Mrs. Fletcher shook her head with a look of considerable annoyance. "Perhaps not. But, to tell the truth, I don't like young women whom I can't understand. Young women shouldn't be mysterious. I like people of whom I can give a pretty good guess what they'll do. I'm sure I never could have guessed that she would have married that man."
"If you love me, mother, do not let that be mentioned between us again. When I said that you did not understand her, I did not mean that she was mysterious. I think that before he died, and since his death, she learned of what sort that man was.
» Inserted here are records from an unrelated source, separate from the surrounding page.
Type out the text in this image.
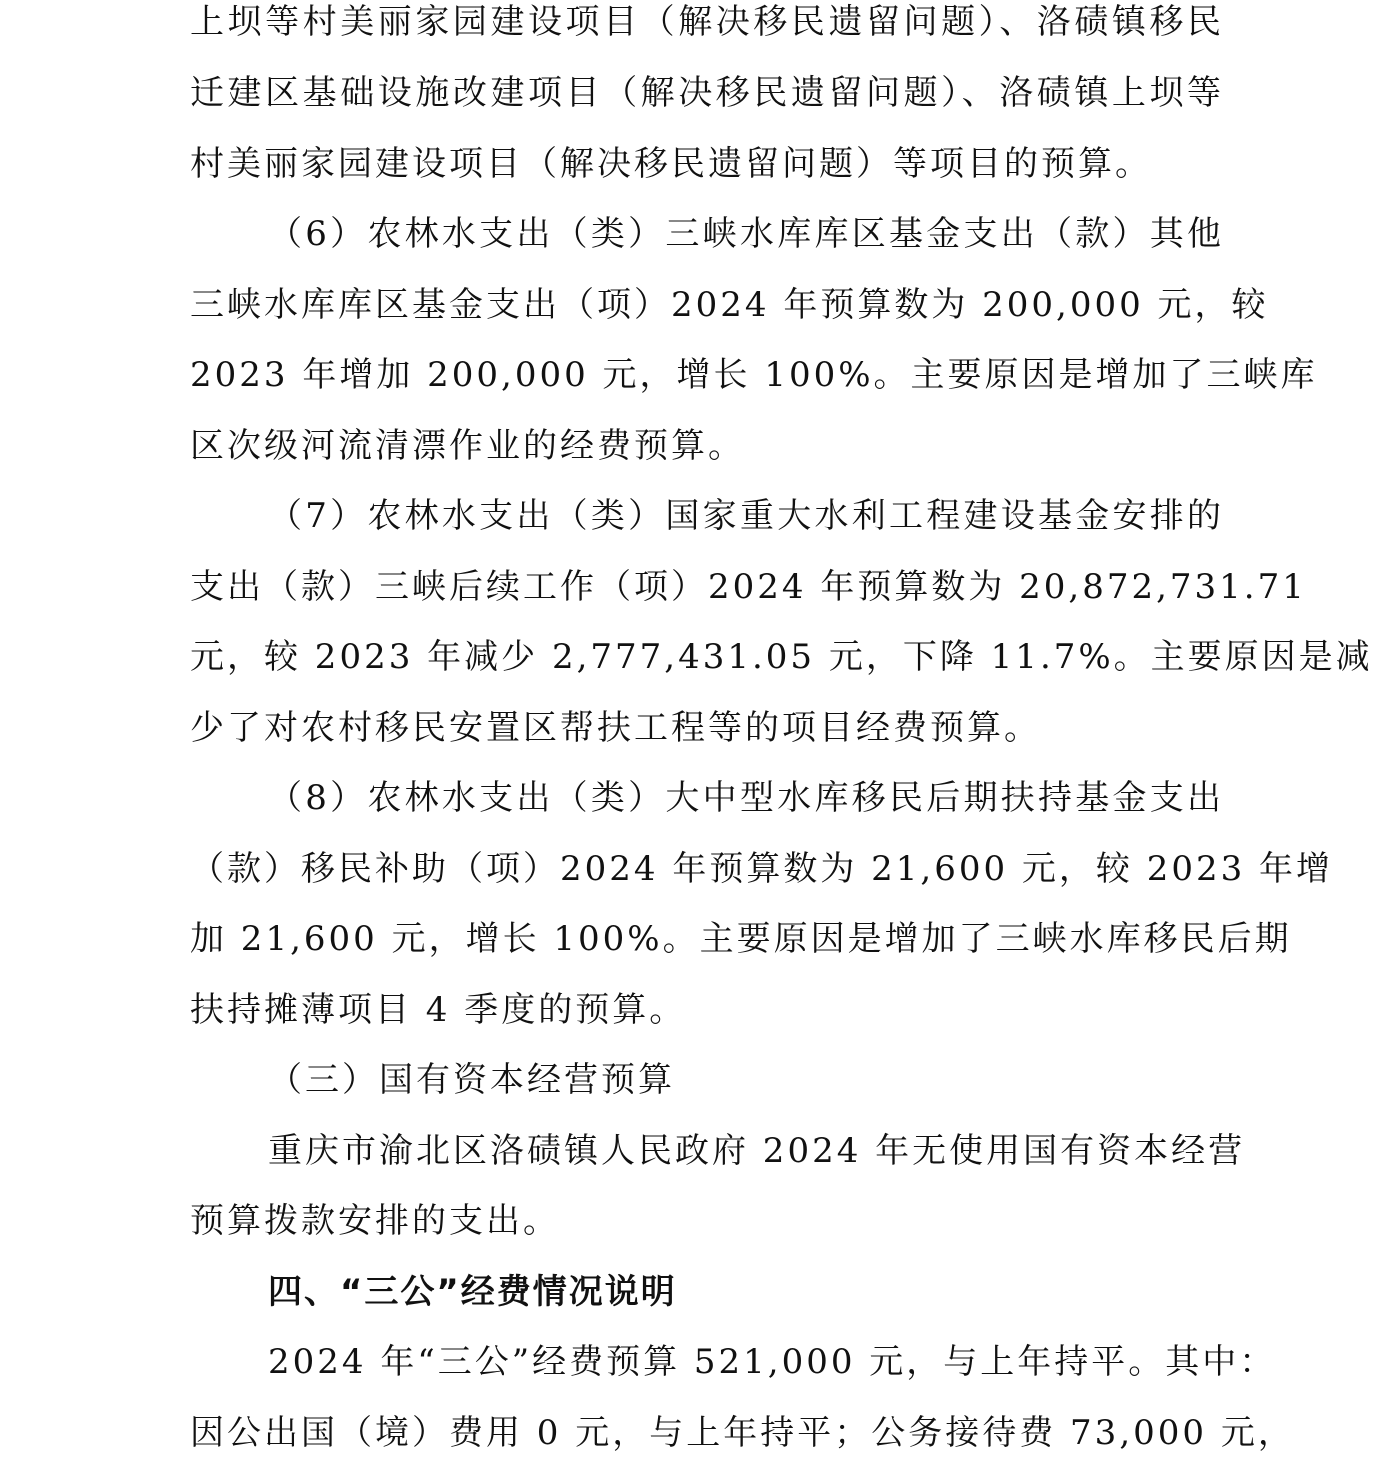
上坝等村美丽家园建设项目（解决移民遗留问题）、洛碛镇移民
迁建区基础设施改建项目（解决移民遗留问题）、洛碛镇上坝等
村美丽家园建设项目（解决移民遗留问题）等项目的预算。
（6）农林水支出（类）三峡水库库区基金支出（款）其他
三峡水库库区基金支出（项）2024 年预算数为 200,000 元，较
2023 年增加 200,000 元，增长 100%。主要原因是增加了三峡库
区次级河流清漂作业的经费预算。
（7）农林水支出（类）国家重大水利工程建设基金安排的
支出（款）三峡后续工作（项）2024 年预算数为 20,872,731.71
元，较 2023 年减少 2,777,431.05 元，下降 11.7%。主要原因是减
少了对农村移民安置区帮扶工程等的项目经费预算。
（8）农林水支出（类）大中型水库移民后期扶持基金支出
（款）移民补助（项）2024 年预算数为 21,600 元，较 2023 年增
加 21,600 元，增长 100%。主要原因是增加了三峡水库移民后期
扶持摊薄项目 4 季度的预算。
（三）国有资本经营预算
重庆市渝北区洛碛镇人民政府 2024 年无使用国有资本经营
预算拨款安排的支出。
四、“三公”经费情况说明
2024 年“三公”经费预算 521,000 元，与上年持平。其中：
因公出国（境）费用 0 元，与上年持平；公务接待费 73,000 元，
I will not say that she hates his memory, but she hates herself for what she has done."
"So she ought," said Mrs. Fletcher.
"She has not yet brought herself to think that her life should be anything but one long period of mourning, not for him, but for her own mistake. You may be quite sure that I am in earnest. It is not because I doubt of myself that I put it off. But I fear that if once she asserts to me her resolution to remain as she is, she will feel herself bound to keep her word."
"I suppose she is very much the same as other women, after all, my dear," said Mrs. Fletcher, who was almost jealous of the peculiar superiority of sentiment which her son seemed to attribute to this woman.